During that campaign, Romney objected to Kennedy's blind trust's purchase in 1981 of a property in Washington D.C., which the trust then leased to federal tenants. Romney called it "a conflict of interest, pure and simple" and rejected Kennedy's argument that he was knew nothing about the trust's investments.
"The blind trust is an age-old ruse," Romney told the Boston Globe in October of that year. "You give a blind trust rules. You can say to a blind trust, don't invest in properties which would be in conflict of interest or where the seller might think they're going to get an advantage from me."
Romney's personal financial filing showed that Romney's trust owned some potentially controversial stocks, including China Petroleum & Chemical, which has links to Sudan, and several gambling companies(including MGM and Harrah's, which were sold).
It also showed that the trustee, Ropes & Gray's Brad Malt, got rid of some stocks that he thought clashed with Romney's political views, including two foreign oil companies with connections to Iran. (At some point, however, Malt was making money for Romney -- or trying to make money for him -- by investing in those companies.)

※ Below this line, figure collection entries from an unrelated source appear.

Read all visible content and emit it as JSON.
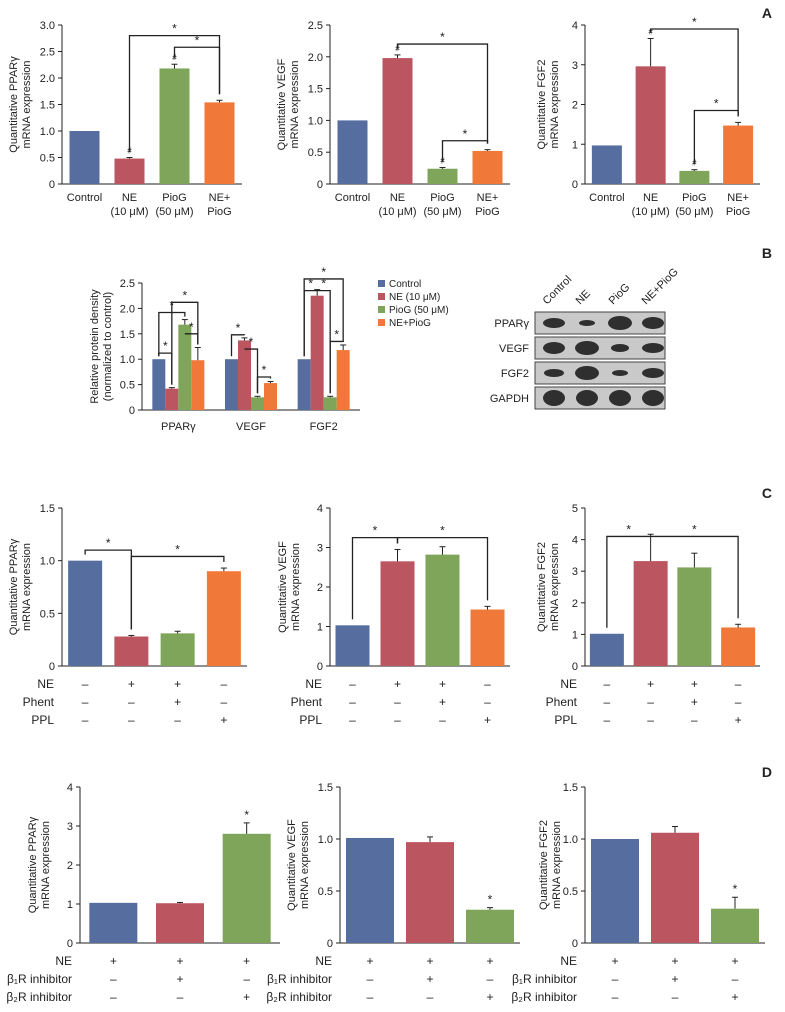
{
  "panel_letters": [
    "A",
    "B",
    "C",
    "D"
  ],
  "blot": {
    "lanes": [
      "Control",
      "NE",
      "PioG",
      "NE+PioG"
    ],
    "rows": [
      "PPARγ",
      "VEGF",
      "FGF2",
      "GAPDH"
    ]
  },
  "colors": {
    "control": "#556e9f",
    "ne": "#bb5560",
    "piog": "#7ea55a",
    "combo": "#f0793a"
  },
  "chart_data": [
    {
      "type": "bar",
      "panel": "A",
      "categories": [
        "Control",
        "NE\n(10 μM)",
        "PioG\n(50 μM)",
        "NE+\nPioG"
      ],
      "values": [
        1.0,
        0.48,
        2.18,
        1.54
      ],
      "errors": [
        0,
        0.02,
        0.08,
        0.04
      ],
      "colors": [
        "control",
        "ne",
        "piog",
        "combo"
      ],
      "ylabel": [
        "Quantitative PPARγ",
        "mRNA expression"
      ],
      "ylim": [
        0,
        3.0
      ],
      "yticks": [
        0,
        0.5,
        1.0,
        1.5,
        2.0,
        2.5,
        3.0
      ],
      "ytick_labels": [
        "0",
        "0.5",
        "1.0",
        "1.5",
        "2.0",
        "2.5",
        "3.0"
      ],
      "point_marks": [
        {
          "bar": 1,
          "text": "#"
        },
        {
          "bar": 2,
          "text": "#"
        }
      ],
      "significance": [
        {
          "from": 1,
          "to": 3,
          "level": 2.8,
          "text": "*"
        },
        {
          "from": 2,
          "to": 3,
          "level": 2.58,
          "text": "*"
        }
      ]
    },
    {
      "type": "bar",
      "panel": "A",
      "categories": [
        "Control",
        "NE\n(10 μM)",
        "PioG\n(50 μM)",
        "NE+\nPioG"
      ],
      "values": [
        1.0,
        1.98,
        0.24,
        0.52
      ],
      "errors": [
        0,
        0.05,
        0.02,
        0.02
      ],
      "colors": [
        "control",
        "ne",
        "piog",
        "combo"
      ],
      "ylabel": [
        "Quantitative VEGF",
        "mRNA expression"
      ],
      "ylim": [
        0,
        2.5
      ],
      "yticks": [
        0,
        0.5,
        1.0,
        1.5,
        2.0,
        2.5
      ],
      "ytick_labels": [
        "0",
        "0.5",
        "1.0",
        "1.5",
        "2.0",
        "2.5"
      ],
      "point_marks": [
        {
          "bar": 1,
          "text": "#"
        },
        {
          "bar": 2,
          "text": "#"
        }
      ],
      "significance": [
        {
          "from": 1,
          "to": 3,
          "level": 2.2,
          "text": "*"
        },
        {
          "from": 2,
          "to": 3,
          "level": 0.68,
          "text": "*"
        }
      ]
    },
    {
      "type": "bar",
      "panel": "A",
      "categories": [
        "Control",
        "NE\n(10 μM)",
        "PioG\n(50 μM)",
        "NE+\nPioG"
      ],
      "values": [
        0.97,
        2.96,
        0.33,
        1.47
      ],
      "errors": [
        0,
        0.7,
        0.03,
        0.08
      ],
      "colors": [
        "control",
        "ne",
        "piog",
        "combo"
      ],
      "ylabel": [
        "Quantitative FGF2",
        "mRNA expression"
      ],
      "ylim": [
        0,
        4
      ],
      "yticks": [
        0,
        1,
        2,
        3,
        4
      ],
      "ytick_labels": [
        "0",
        "1",
        "2",
        "3",
        "4"
      ],
      "point_marks": [
        {
          "bar": 1,
          "text": "#"
        },
        {
          "bar": 2,
          "text": "#"
        }
      ],
      "significance": [
        {
          "from": 1,
          "to": 3,
          "level": 3.9,
          "text": "*"
        },
        {
          "from": 2,
          "to": 3,
          "level": 1.85,
          "text": "*"
        }
      ]
    },
    {
      "type": "bar",
      "panel": "B",
      "groups": [
        "PPARγ",
        "VEGF",
        "FGF2"
      ],
      "series": [
        {
          "name": "Control",
          "color": "control",
          "values": [
            1.0,
            1.0,
            1.0
          ],
          "errors": [
            0,
            0,
            0
          ]
        },
        {
          "name": "NE (10 μM)",
          "color": "ne",
          "values": [
            0.42,
            1.37,
            2.25
          ],
          "errors": [
            0.02,
            0.05,
            0.12
          ]
        },
        {
          "name": "PioG (50 μM)",
          "color": "piog",
          "values": [
            1.68,
            0.25,
            0.25
          ],
          "errors": [
            0.1,
            0.02,
            0.02
          ]
        },
        {
          "name": "NE+PioG",
          "color": "combo",
          "values": [
            0.98,
            0.53,
            1.18
          ],
          "errors": [
            0.25,
            0.03,
            0.1
          ]
        }
      ],
      "ylabel": [
        "Relative protein density",
        "(normalized to control)"
      ],
      "ylim": [
        0,
        2.5
      ],
      "yticks": [
        0,
        0.5,
        1.0,
        1.5,
        2.0,
        2.5
      ],
      "ytick_labels": [
        "0",
        "0.5",
        "1.0",
        "1.5",
        "2.0",
        "2.5"
      ],
      "legend": "right",
      "significance": [
        {
          "group": 0,
          "from": 0,
          "to": 1,
          "level": 1.12,
          "text": "*"
        },
        {
          "group": 0,
          "from": 0,
          "to": 2,
          "level": 1.92,
          "text": "*"
        },
        {
          "group": 0,
          "from": 1,
          "to": 3,
          "level": 2.12,
          "text": "*"
        },
        {
          "group": 0,
          "from": 2,
          "to": 3,
          "level": 1.5,
          "text": "*"
        },
        {
          "group": 1,
          "from": 0,
          "to": 1,
          "level": 1.48,
          "text": "*"
        },
        {
          "group": 1,
          "from": 1,
          "to": 2,
          "level": 1.2,
          "text": "*"
        },
        {
          "group": 1,
          "from": 2,
          "to": 3,
          "level": 0.65,
          "text": "*"
        },
        {
          "group": 2,
          "from": 0,
          "to": 3,
          "level": 2.58,
          "text": "*"
        },
        {
          "group": 2,
          "from": 0,
          "to": 1,
          "level": 2.35,
          "text": "*"
        },
        {
          "group": 2,
          "from": 1,
          "to": 2,
          "level": 2.35,
          "text": "*"
        },
        {
          "group": 2,
          "from": 2,
          "to": 3,
          "level": 1.35,
          "text": "*"
        }
      ]
    },
    {
      "type": "bar",
      "panel": "C",
      "values": [
        1.0,
        0.28,
        0.31,
        0.9
      ],
      "errors": [
        0,
        0.01,
        0.02,
        0.03
      ],
      "colors": [
        "control",
        "ne",
        "piog",
        "combo"
      ],
      "ylabel": [
        "Quantitative PPARγ",
        "mRNA expression"
      ],
      "ylim": [
        0,
        1.5
      ],
      "yticks": [
        0,
        0.5,
        1.0,
        1.5
      ],
      "ytick_labels": [
        "0",
        "0.5",
        "1.0",
        "1.5"
      ],
      "treatments": [
        {
          "label": "NE",
          "marks": [
            "–",
            "+",
            "+",
            "–"
          ]
        },
        {
          "label": "Phent",
          "marks": [
            "–",
            "–",
            "+",
            "–"
          ]
        },
        {
          "label": "PPL",
          "marks": [
            "–",
            "–",
            "–",
            "+"
          ]
        }
      ],
      "significance": [
        {
          "from": 0,
          "to": 1,
          "level": 1.1,
          "text": "*"
        },
        {
          "from": 1,
          "to": 3,
          "level": 1.04,
          "text": "*"
        }
      ]
    },
    {
      "type": "bar",
      "panel": "C",
      "values": [
        1.03,
        2.65,
        2.82,
        1.43
      ],
      "errors": [
        0,
        0.3,
        0.2,
        0.08
      ],
      "colors": [
        "control",
        "ne",
        "piog",
        "combo"
      ],
      "ylabel": [
        "Quantitative VEGF",
        "mRNA expression"
      ],
      "ylim": [
        0,
        4
      ],
      "yticks": [
        0,
        1,
        2,
        3,
        4
      ],
      "ytick_labels": [
        "0",
        "1",
        "2",
        "3",
        "4"
      ],
      "treatments": [
        {
          "label": "NE",
          "marks": [
            "–",
            "+",
            "+",
            "–"
          ]
        },
        {
          "label": "Phent",
          "marks": [
            "–",
            "–",
            "+",
            "–"
          ]
        },
        {
          "label": "PPL",
          "marks": [
            "–",
            "–",
            "–",
            "+"
          ]
        }
      ],
      "significance": [
        {
          "from": 0,
          "to": 1,
          "level": 3.25,
          "text": "*"
        },
        {
          "from": 1,
          "to": 3,
          "level": 3.25,
          "text": "*"
        }
      ]
    },
    {
      "type": "bar",
      "panel": "C",
      "values": [
        1.02,
        3.32,
        3.12,
        1.22
      ],
      "errors": [
        0,
        0.85,
        0.45,
        0.1
      ],
      "colors": [
        "control",
        "ne",
        "piog",
        "combo"
      ],
      "ylabel": [
        "Quantitative FGF2",
        "mRNA expression"
      ],
      "ylim": [
        0,
        5
      ],
      "yticks": [
        0,
        1,
        2,
        3,
        4,
        5
      ],
      "ytick_labels": [
        "0",
        "1",
        "2",
        "3",
        "4",
        "5"
      ],
      "treatments": [
        {
          "label": "NE",
          "marks": [
            "–",
            "+",
            "+",
            "–"
          ]
        },
        {
          "label": "Phent",
          "marks": [
            "–",
            "–",
            "+",
            "–"
          ]
        },
        {
          "label": "PPL",
          "marks": [
            "–",
            "–",
            "–",
            "+"
          ]
        }
      ],
      "significance": [
        {
          "from": 0,
          "to": 1,
          "level": 4.1,
          "text": "*"
        },
        {
          "from": 1,
          "to": 3,
          "level": 4.1,
          "text": "*"
        }
      ]
    },
    {
      "type": "bar",
      "panel": "D",
      "values": [
        1.03,
        1.02,
        2.8
      ],
      "errors": [
        0,
        0.02,
        0.28
      ],
      "colors": [
        "control",
        "ne",
        "piog"
      ],
      "ylabel": [
        "Quantitative PPARγ",
        "mRNA expression"
      ],
      "ylim": [
        0,
        4
      ],
      "yticks": [
        0,
        1,
        2,
        3,
        4
      ],
      "ytick_labels": [
        "0",
        "1",
        "2",
        "3",
        "4"
      ],
      "treatments": [
        {
          "label": "NE",
          "marks": [
            "+",
            "+",
            "+"
          ]
        },
        {
          "label": "β₁R inhibitor",
          "marks": [
            "–",
            "+",
            "–"
          ]
        },
        {
          "label": "β₂R inhibitor",
          "marks": [
            "–",
            "–",
            "+"
          ]
        }
      ],
      "point_marks": [
        {
          "bar": 2,
          "text": "*"
        }
      ]
    },
    {
      "type": "bar",
      "panel": "D",
      "values": [
        1.01,
        0.97,
        0.32
      ],
      "errors": [
        0,
        0.05,
        0.02
      ],
      "colors": [
        "control",
        "ne",
        "piog"
      ],
      "ylabel": [
        "Quantitative VEGF",
        "mRNA expression"
      ],
      "ylim": [
        0,
        1.5
      ],
      "yticks": [
        0,
        0.5,
        1.0,
        1.5
      ],
      "ytick_labels": [
        "0",
        "0.5",
        "1.0",
        "1.5"
      ],
      "treatments": [
        {
          "label": "NE",
          "marks": [
            "+",
            "+",
            "+"
          ]
        },
        {
          "label": "β₁R inhibitor",
          "marks": [
            "–",
            "+",
            "–"
          ]
        },
        {
          "label": "β₂R inhibitor",
          "marks": [
            "–",
            "–",
            "+"
          ]
        }
      ],
      "point_marks": [
        {
          "bar": 2,
          "text": "*"
        }
      ]
    },
    {
      "type": "bar",
      "panel": "D",
      "values": [
        1.0,
        1.06,
        0.33
      ],
      "errors": [
        0,
        0.06,
        0.11
      ],
      "colors": [
        "control",
        "ne",
        "piog"
      ],
      "ylabel": [
        "Quantitative FGF2",
        "mRNA expression"
      ],
      "ylim": [
        0,
        1.5
      ],
      "yticks": [
        0,
        0.5,
        1.0,
        1.5
      ],
      "ytick_labels": [
        "0",
        "0.5",
        "1.0",
        "1.5"
      ],
      "treatments": [
        {
          "label": "NE",
          "marks": [
            "+",
            "+",
            "+"
          ]
        },
        {
          "label": "β₁R inhibitor",
          "marks": [
            "–",
            "+",
            "–"
          ]
        },
        {
          "label": "β₂R inhibitor",
          "marks": [
            "–",
            "–",
            "+"
          ]
        }
      ],
      "point_marks": [
        {
          "bar": 2,
          "text": "*"
        }
      ]
    }
  ]
}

Like Kennedy, Romney's campaign has responded to questions about those investments by saying that Romney was not aware of the blind trust's contents until yesterday, when the FEC filings were made public. The campaign has also said that Malt tried to align the trust's holdings with Romney's politics "to the best of his ability."
Asked about Romney's 1994 remarks, Romney spokesman Kevin Madden wrote:
"The governor's trust is in fact a blind trust. There is an important distinction bewteen the references you cite. The trustee in charge of executing the governor's assets made it very clear during his explanation of the terms of the administration of the trust that he made transactions that, to the best of his ability, (were) consistent with the governor's public positions and statements.
"For instance, in order to avoid the appearance of any conflict or impropriety, the trustee did not invest in Massachusetts municipal bonds."